Finding natural domain of real functions involving square root and absolute value

Question

I am trying to find the natural domain of the following 2 functions:

1. $ \sqrt{\frac{x+1}{x-2}+3} $

2. $ \sqrt{|x-5| - |x+1|} $

For question 1 I got $[-4,\infty) \cap (-\infty,1]$, but I'm not sure that it is correct.

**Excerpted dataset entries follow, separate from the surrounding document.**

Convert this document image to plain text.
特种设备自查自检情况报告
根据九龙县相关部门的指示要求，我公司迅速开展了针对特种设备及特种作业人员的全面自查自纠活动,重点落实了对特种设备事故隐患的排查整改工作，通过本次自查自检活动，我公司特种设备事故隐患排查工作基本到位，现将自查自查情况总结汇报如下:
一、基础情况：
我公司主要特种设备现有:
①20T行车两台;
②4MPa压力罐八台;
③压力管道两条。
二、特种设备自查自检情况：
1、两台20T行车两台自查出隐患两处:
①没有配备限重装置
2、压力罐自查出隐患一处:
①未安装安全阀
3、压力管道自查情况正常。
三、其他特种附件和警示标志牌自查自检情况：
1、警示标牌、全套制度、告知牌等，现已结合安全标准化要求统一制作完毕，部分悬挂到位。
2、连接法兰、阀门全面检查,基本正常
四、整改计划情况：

However, I cannot get a solution for the second question.

Steps for question 1:

$\sqrt{\frac{x+1}{x-2}+3} $.

The formula will be well defined if:

$\frac{x+1}{x-2}+3 \ge 0 $

$\frac{x+1}{x-2} \ge -3 $

Hence,

$(x+1 \ge -3)\land(x-2>-3)$ or $(x+1\le-3)\land(x-2<-3)$

Their intersection means the domain is $[-4,\infty) \cap (-\infty,1]$ but I assume that that is wrong.

Answer 1

For the first part, you need $\frac{x+1}{x-2} \ge 0$ and $x \neq 2$. You need same sign on numerator and denominator, this is possible only in the interval $x \in (-\infty, -1] \cup (2, \infty)$

For the second part, you can say that distance of $x$ from $5$ must be greater or equal to distance from $-1$, or that $x \in (-\infty, 2]$ because $x=2$ is the midpoint of $-1$ and $5$. Other way is that you simplify the expression in different intervals.

Answer 2

For your first question: we get $$\frac{x+1}{x-2}+3=\frac{4x-5}{x-2}$$ This gives: $$x\geq \frac{5}{4}$$ or $$-\infty<x<2$$ and let $$y=\sqrt{\frac{x+1}{x-2}+3}$$ then the domain is given by $$0<y<2$$ or $$y>2$$ For your second question: We have $$|x-5|\geq |x+1|$$ after squaring we get $$-\infty<x\le 2$$ and the range is given by $$0\le y\le \sqrt{6}$$

Answer 3

For the first question, note that $x \ne 2$,

$$\frac{x+1}{x-2} \ge -3 $$

multiply both sides by $(x-2)^2$,

$$(x+1)(x-2) \ge -3 (x-2)^2$$

$$(x-2)((x+1)+3(x-2)) \ge 0$$

$$(x-2)(4x-5) \ge 0$$

Try to complete it?

For the second question,

We need $$|x-5|-|x+1| \ge 0$$

$$|x-5| \ge |x+1|$$

squaring booth sides

$$x^2-10x+25 \ge x^2+2x +1$$

Can you continue from here?